La nuit se poursuit au club « Le Jules ». Je danse, je discute et je décide de faire un tour dans les coins câlins. Il n’y a pas beaucoup de monde, quelques couples et un jeune homme qui me plait beaucoup. Je lui fais signe de me suivre dans un coin et je commence à le sucer, puis me tourne afin qu’il puisse me baiser pendant que je suce Vincent, qui est tout excité par le spectacle. Malheureusement le jeune homme débande en voulant mettre sa capote. Ce n’est pas grave, je le rassure.

Nous restons pour observer les couples et le jeune homme se rapproche à nouveau. Je lui fais un clin d’œil. Est-ce que l’on veut essayer une deuxième fois ? Il est partant, et cette fois-ci il arrive sans difficultés à mettre sa capote et me baiser avec sa queue bien dure. Mmmh, je prends vachement mon pied en me faisant baiser pendant que je m’occupe de Vincent.

Plus tard je me fais encore allumer par pleins d’autres mecs, mais la nuit est avancée et il me semble que tout le monde est plus ou moins bourré. Après le rosé à l’apéro, je suis restée au Schweppes toute la soirée. Je remarque donc encore plus l’état douteux de nombreuses personnes. Le seul homme qui m’attire vraiment ce soir, et qui est presque à jeun, a un petit problème. En travaillant dans le camp natu, il connait tous les habitués et a peur du « qu’en-dira-t-on » s’il se fait découvrir dans les coins câlins. Cela l’empêche de bander. Je comprends absolument. C’est une réaction normale, et ce n’est pas grave, car je passe une superbe soirée. Je rentre à 6 heures du matin, crevée mais heureuse.

Mon amie ne m’a pas seulement offert une seconde soirée d’anniversaire géniale, mais également un cadeau d’anniversaire. Elle est folle et à elle aussi, je lui dis encore une fois « MERCI » par mon blog.

Ma fête d’anniversaire

Samedi 31 août est pour moi une journée spéciale car j’ai mon anniversaire. Je fête mes 42 ans. Déjà ? Cela me fait vraiment vieille sur le papier mais je n’ai pas du tout l’impression d’avoir cet âge. Je me sens super bien dans ma peau et dans ma tête. Au fait, tu sais que je fête également début septembre mes 22 ans de vie commune avec Vincent ? C’est dingue. Il est ma première vraie relation, et le restera aussi j’espère.

Samedi matin, je me lève pour préparer la venue de mes parents, qui ont tenu absolument à me rendre visite le jour de mon anniversaire et de rester quelques jours. D’un côté, je suis trop contente de les revoir et de leur montrer où j’habite depuis début juin. Mais d’un autre côté, ça m’embête car ce soir il y a partout des fêtes au Cap d’Agde, dont le closing du Paralia. Je les ai averti par avance que malgré leur arrivée, je sortirai samedi soir.

À midi, mes parents sont encore en route. Je me rends avec une bouteille de champagne chez mon ami Patrick Le Sage pour trinquer pour mon anniversaire. S’il n’y avait pas eu mes parents en route, il m’aurait certainement organisé une soirée d’anniversaire mêlant la domination et la pluralité, mais on aura l’occasion de se rattraper avant son retour à Paris ou à Paris. Lors de l’apéro il m’offre un gode très spécial, qu’il possède depuis longtemps, et qu’il a décidé de m’offrir.
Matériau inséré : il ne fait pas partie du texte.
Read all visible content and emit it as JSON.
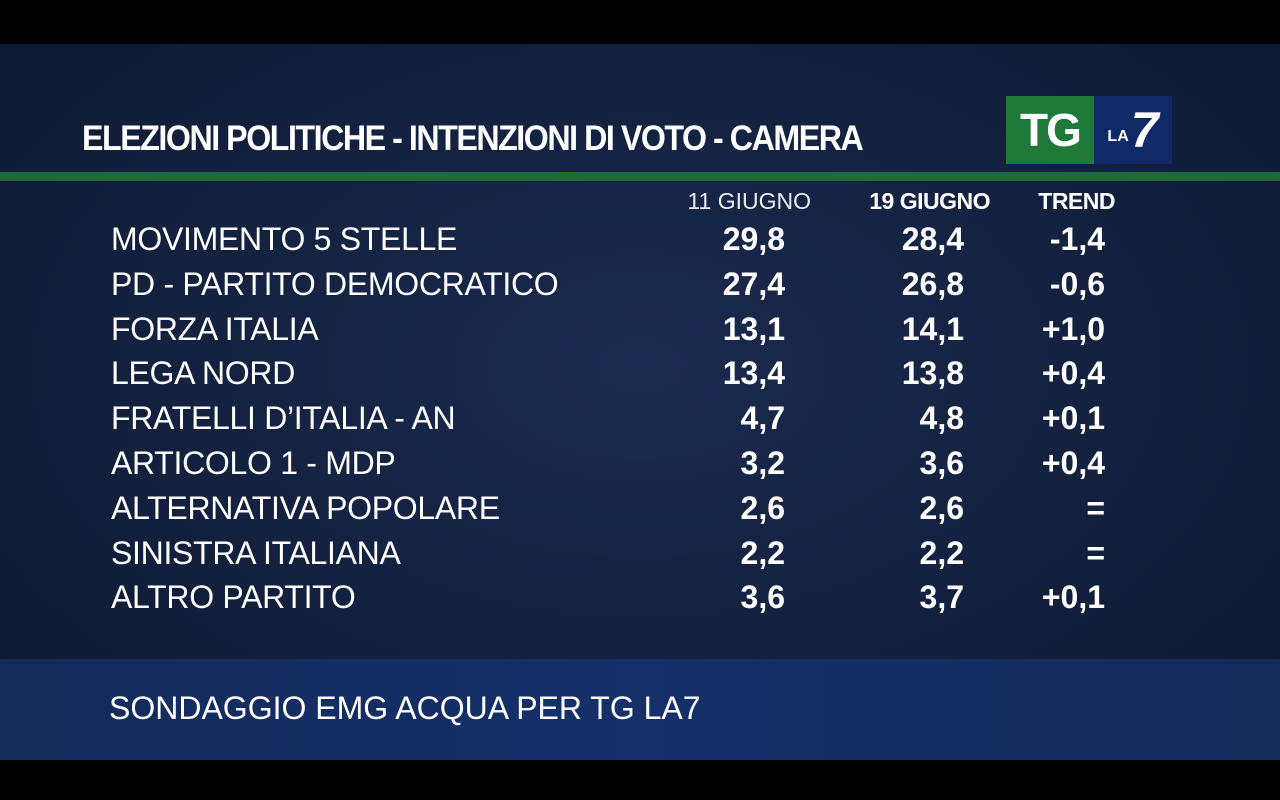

Ce gode est incroyable, super beau, plutôt un bijou qu’un objet sexuel, presque dommage pour l’utiliser. Merci pour ce magnifique cadeau, maître PLS.
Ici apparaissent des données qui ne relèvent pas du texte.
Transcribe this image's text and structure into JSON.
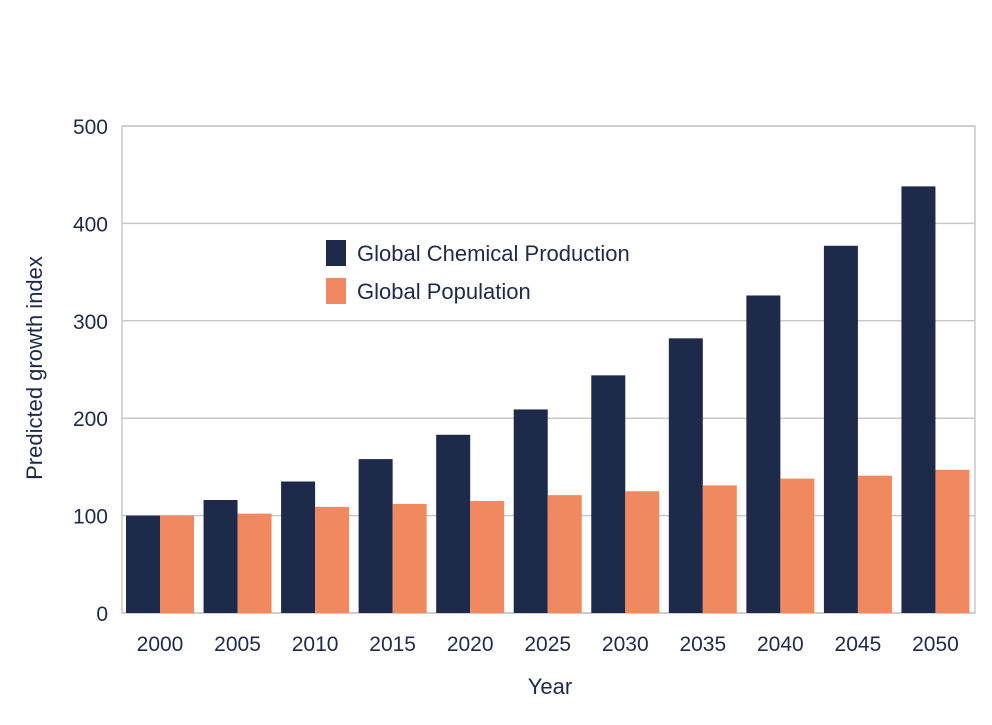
{
  "chart_data": {
    "type": "bar",
    "title": "",
    "xlabel": "Year",
    "ylabel": "Predicted growth index",
    "categories": [
      "2000",
      "2005",
      "2010",
      "2015",
      "2020",
      "2025",
      "2030",
      "2035",
      "2040",
      "2045",
      "2050"
    ],
    "series": [
      {
        "name": "Global Chemical Production",
        "color": "#1e2a4a",
        "values": [
          100,
          116,
          135,
          158,
          183,
          209,
          244,
          282,
          326,
          377,
          438
        ]
      },
      {
        "name": "Global Population",
        "color": "#f0895f",
        "values": [
          100,
          102,
          109,
          112,
          115,
          121,
          125,
          131,
          138,
          141,
          147
        ]
      }
    ],
    "ylim": [
      0,
      500
    ],
    "yticks": [
      0,
      100,
      200,
      300,
      400,
      500
    ],
    "grid": true,
    "legend_position": "upper-center"
  }
}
Mes parents arrivent en fin après-midi avec pleins de choses typiquement suisse: des fondues au fromage, du chocolat suisse (le meilleur …), et les fameux produits Maggi et Aromat, LES classiques de la cuisine suisse. Ma mère a également pensé à m’amener mes crèmes de beauté pour la peau que je ne trouve que dans les pharmacies suisses. Je suis vraiment gâtée. En plus ils ne le prennent vraiment pas mal que je les laisse seuls ce soir pour sortir faire la fête et vont même profiter de découvrir le Cap d’Agde en faisant un tour au port. Ils ne sont jamais venus au Cap d’Agde, et même au sud de la France, c’est la première fois qu’ils y viennent.
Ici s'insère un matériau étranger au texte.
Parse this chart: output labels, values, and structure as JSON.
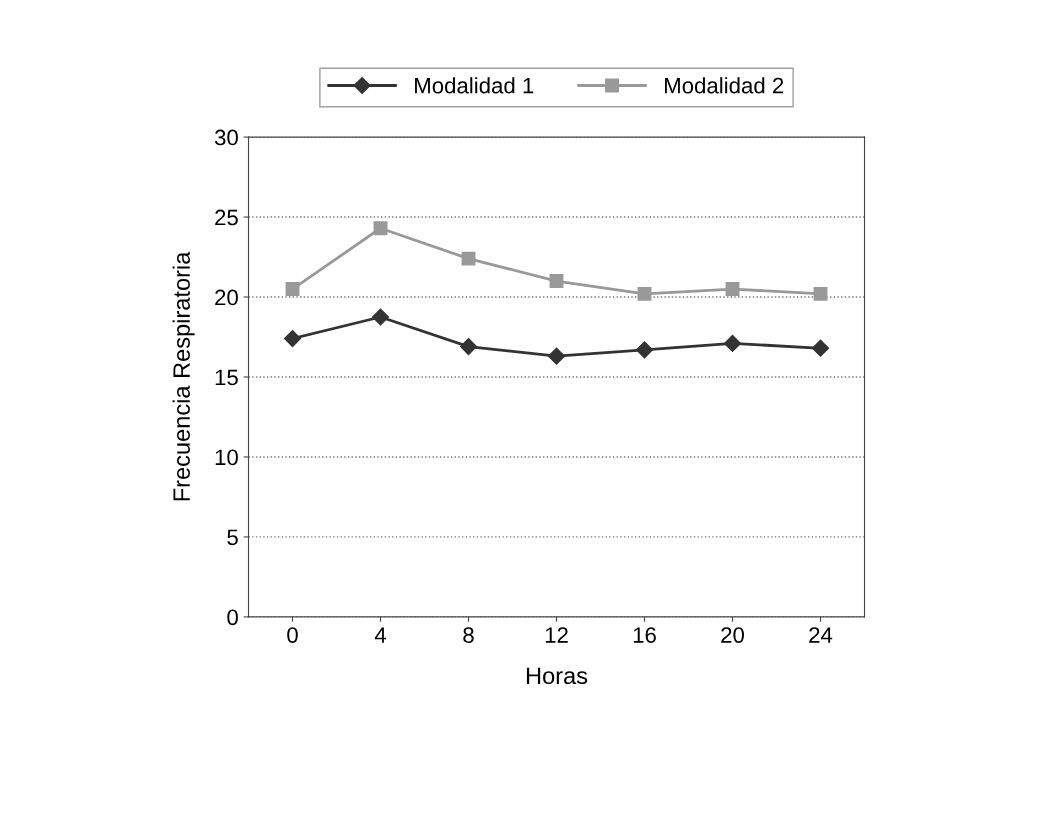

A 21 heures, je me rends au Paralia. C’est blindé de monde, presque trop à mon goût. J’ai de la peine à retrouver ma copine qui a réservé une table sur la plage. Je finis enfin par la retrouver, ainsi qu’un autre couple que je connais déjà et un mec et une fille que je n’ai jamais vu auparavant. Ma copine me souhaite un joyeux anniversaire en me montrant le mec et la fille que je ne connaissais pas. Voilà ton premier cadeau d’anniversaire. Quoi ? Oui, les deux. La fille et le mec ne sont venus que pour moi. Je trouve ça très marrant de la part de ma copine, mais en même temps un peu bizarre.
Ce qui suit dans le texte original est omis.